Bechtel: It's been really cool to see sites get creative with what they're able to do for some of their longstanding team members and provide them a career path. But when you look at the structure of a clinical research site, it remains relatively flat. If the organization gets bigger, it becomes more vertical in opportunity, but there are only a few of these multibillion-dollar site corporations. We only have so many roles at a site, and that doesn't really change unless the organization grows. And even then, that's not an overnight endeavor.
But the sites are managing what they can in different ways with this concept of work-life balance, extracurriculars, and other ways in which they can recognize and offer new opportunities to their team members when career progression doesn't exist in the more traditional sense.
How should we understand the relationship between a satisfied workforce and operational performance?

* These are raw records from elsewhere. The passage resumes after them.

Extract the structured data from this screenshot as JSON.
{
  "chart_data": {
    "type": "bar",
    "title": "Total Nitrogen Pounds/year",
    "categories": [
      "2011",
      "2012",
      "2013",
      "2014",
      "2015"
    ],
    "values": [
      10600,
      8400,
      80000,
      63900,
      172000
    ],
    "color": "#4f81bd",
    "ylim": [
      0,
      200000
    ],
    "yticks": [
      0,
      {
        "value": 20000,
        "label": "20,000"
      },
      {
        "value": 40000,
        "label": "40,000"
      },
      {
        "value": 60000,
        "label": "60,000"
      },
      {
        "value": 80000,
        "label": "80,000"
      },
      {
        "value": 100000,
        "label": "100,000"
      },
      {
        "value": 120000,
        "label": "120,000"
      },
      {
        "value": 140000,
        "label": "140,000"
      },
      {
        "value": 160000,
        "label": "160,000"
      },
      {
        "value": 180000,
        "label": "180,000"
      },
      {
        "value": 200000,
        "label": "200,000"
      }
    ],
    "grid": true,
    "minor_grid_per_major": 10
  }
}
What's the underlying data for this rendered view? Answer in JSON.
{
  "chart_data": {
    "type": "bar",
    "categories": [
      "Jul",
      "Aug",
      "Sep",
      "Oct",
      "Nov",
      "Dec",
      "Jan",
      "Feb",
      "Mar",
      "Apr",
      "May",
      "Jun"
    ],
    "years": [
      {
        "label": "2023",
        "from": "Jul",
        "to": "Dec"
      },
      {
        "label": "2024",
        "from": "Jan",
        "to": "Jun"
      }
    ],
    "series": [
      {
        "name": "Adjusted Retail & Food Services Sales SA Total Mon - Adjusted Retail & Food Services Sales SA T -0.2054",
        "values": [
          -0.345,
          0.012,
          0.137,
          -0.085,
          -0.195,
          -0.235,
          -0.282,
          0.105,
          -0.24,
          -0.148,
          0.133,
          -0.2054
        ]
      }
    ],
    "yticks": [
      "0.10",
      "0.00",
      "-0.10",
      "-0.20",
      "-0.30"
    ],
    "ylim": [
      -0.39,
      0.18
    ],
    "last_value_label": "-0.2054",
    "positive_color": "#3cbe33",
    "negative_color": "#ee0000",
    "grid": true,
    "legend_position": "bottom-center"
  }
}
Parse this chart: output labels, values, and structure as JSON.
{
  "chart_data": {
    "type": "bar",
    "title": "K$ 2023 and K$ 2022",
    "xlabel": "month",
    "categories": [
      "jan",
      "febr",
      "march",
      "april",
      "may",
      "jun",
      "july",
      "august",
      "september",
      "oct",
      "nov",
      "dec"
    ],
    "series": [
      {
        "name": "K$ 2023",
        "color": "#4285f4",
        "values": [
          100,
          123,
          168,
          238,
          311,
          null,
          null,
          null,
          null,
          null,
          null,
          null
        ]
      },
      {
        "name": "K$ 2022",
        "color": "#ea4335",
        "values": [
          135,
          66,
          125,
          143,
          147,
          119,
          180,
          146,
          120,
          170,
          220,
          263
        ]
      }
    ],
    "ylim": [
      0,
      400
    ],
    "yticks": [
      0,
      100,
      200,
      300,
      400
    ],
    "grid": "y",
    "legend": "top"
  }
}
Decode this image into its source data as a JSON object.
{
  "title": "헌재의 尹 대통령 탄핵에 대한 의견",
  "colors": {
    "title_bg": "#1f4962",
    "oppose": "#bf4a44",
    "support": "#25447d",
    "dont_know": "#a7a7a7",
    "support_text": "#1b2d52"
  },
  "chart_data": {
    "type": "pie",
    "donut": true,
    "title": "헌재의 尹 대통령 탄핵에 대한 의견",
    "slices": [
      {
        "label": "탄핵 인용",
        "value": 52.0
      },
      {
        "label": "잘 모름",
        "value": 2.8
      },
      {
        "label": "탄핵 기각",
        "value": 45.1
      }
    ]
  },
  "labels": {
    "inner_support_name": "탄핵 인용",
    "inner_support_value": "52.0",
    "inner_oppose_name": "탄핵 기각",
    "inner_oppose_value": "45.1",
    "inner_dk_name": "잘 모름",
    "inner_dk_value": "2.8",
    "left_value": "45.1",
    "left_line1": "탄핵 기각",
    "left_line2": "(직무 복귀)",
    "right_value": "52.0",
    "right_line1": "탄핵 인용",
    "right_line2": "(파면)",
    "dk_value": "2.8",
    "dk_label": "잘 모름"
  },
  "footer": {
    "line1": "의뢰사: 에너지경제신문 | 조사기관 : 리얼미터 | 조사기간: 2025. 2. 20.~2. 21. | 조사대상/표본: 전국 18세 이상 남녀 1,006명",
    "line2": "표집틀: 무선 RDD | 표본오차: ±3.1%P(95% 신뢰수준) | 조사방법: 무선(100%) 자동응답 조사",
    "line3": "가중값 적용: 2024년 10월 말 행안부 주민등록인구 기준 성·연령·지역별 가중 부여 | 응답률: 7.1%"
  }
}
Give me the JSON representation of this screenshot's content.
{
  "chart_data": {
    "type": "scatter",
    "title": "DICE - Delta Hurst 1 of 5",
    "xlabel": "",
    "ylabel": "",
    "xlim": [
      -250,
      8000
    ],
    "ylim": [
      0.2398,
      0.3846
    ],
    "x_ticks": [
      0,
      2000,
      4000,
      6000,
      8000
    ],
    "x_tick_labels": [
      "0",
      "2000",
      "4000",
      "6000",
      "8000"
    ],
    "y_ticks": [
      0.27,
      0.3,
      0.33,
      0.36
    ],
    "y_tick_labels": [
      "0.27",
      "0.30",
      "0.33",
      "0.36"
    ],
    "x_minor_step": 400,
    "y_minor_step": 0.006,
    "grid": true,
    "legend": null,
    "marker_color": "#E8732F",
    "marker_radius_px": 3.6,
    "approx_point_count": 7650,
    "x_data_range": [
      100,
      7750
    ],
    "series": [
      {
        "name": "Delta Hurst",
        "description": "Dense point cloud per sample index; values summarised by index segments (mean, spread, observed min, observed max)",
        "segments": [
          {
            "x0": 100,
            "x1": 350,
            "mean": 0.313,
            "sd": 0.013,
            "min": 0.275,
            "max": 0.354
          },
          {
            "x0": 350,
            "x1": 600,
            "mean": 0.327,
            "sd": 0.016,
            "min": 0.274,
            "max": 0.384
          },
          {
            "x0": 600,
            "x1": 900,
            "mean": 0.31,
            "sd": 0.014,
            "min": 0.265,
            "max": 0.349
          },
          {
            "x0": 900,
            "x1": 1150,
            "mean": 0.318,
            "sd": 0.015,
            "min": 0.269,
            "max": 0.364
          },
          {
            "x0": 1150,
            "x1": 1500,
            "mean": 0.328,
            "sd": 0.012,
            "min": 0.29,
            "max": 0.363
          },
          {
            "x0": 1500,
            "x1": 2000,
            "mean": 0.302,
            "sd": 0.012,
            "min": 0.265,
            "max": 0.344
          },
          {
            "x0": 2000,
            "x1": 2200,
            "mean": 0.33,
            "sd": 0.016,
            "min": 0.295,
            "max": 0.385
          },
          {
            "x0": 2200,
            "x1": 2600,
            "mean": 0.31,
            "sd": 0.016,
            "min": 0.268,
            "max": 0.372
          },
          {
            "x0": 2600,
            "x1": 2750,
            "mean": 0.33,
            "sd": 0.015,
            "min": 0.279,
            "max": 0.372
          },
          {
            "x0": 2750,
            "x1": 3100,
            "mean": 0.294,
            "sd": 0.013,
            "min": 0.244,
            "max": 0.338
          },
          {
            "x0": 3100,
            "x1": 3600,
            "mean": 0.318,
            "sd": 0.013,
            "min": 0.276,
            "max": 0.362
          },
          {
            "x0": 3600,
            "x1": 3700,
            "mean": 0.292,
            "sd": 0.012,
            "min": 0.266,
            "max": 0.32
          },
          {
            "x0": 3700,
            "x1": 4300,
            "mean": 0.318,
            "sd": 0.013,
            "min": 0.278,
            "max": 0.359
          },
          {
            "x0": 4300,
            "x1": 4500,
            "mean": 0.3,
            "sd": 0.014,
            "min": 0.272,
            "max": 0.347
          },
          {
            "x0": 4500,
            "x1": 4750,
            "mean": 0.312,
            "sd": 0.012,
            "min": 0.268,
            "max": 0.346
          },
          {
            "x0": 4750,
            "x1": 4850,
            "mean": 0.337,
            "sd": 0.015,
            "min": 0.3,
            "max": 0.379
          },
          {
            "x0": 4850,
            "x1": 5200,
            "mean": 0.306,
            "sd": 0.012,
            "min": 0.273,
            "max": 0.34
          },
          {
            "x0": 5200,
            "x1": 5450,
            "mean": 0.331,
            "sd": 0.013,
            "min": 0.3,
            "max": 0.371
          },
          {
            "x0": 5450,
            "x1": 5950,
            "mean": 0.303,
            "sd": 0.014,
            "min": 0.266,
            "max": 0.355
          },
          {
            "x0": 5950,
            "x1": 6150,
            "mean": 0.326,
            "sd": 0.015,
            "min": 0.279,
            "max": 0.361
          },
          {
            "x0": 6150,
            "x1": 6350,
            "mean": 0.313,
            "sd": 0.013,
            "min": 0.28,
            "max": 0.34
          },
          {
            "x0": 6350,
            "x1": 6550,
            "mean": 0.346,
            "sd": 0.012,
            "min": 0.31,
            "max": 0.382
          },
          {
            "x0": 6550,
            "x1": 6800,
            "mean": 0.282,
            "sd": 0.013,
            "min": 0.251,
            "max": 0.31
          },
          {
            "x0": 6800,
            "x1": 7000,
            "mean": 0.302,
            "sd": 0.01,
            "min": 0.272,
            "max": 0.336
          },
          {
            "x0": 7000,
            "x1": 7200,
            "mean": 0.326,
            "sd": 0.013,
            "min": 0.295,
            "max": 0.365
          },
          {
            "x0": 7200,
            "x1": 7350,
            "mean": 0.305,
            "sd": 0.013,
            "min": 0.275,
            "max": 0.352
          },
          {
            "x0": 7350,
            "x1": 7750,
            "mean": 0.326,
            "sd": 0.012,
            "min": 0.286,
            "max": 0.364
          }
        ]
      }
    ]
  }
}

Getz: What we see as the top predictors of trial performance are all related to the complexity of the protocol design and the execution demands of the trial.
Bechtel: You can have these multimillion-dollar site corporations that have a role for every single possible thing, and they've got really buttoned up processes. And we still hear about poorly executed clinical trials from those organizations. And then you contrast that with a small site that has maybe four people and they're able to pull off really miraculous things with clinical trials. And the opposite is true as well. You have small sites that fail, and you have large sites that knock it out of the park with clinical trial execution. We don't have any correlative data that helps us understand what aspects of a clinical trial site make it ideal for executing a clinical trial because there's so much of the human element that goes into how things are ultimately performed.
Getz: And one thing I'll just add: I meet people all the time who are so passionate about clinical research and passionate about the integrity and the quality of the work they do. Even if they feel they're underpaid, even if they feel that the budgets are not adequate, they still set such high standards for themselves. And I think at the site level, you have people who just deeply care about the patient experience and their access to an investigational treatment. So, you have all of those dynamics that are so qualitative in nature but that play such an important role in the workforce in supporting clinical research.
Editor’s note: This transcript has been edited for clarity.
About The Experts:
Jimmy Bechtel is the chief site success officer for the Society for Clinical Research Sites (SCRS). He is in charge of developing and executing the company's site-facing initiatives and works closely with key industry partners to build out various SCRS partnership programs. Bechtel brings experience from both the site and sponsor sides of the clinical research industry. In his site experience, he served as a data specialist, patient recruiter, and operations manager. In his pharma experience, he worked in innovation project management, encouraging a site-centric environment and creating ease for sites working with a major sponsor company.
Ken Getz is the executive director of the Tufts CSDD and a research professor at the Tufts University School of Medicine. He is an internationally recognized expert on pharmaceutical R&D management and execution, protocol design, contract service provider and investigative site management, eClinical technology and data usage, and patient engagement. A well-known speaker at conferences, symposia, universities, investor meetings, and corporations, Ken has published extensively in peer-reviewed journals, books, and in the trade press. He holds board appointments in the private and public sectors. He received his MBA from Northwestern University and his bachelor’s degree from Brandeis University. Ken is also the chairman of CISCRP — a nonprofit organization that he founded to educate and raise public and patient awareness of the clinical research enterprise — and the founder of CenterWatch, a leading publisher in the clinical trials industry and one of several businesses that he has sold.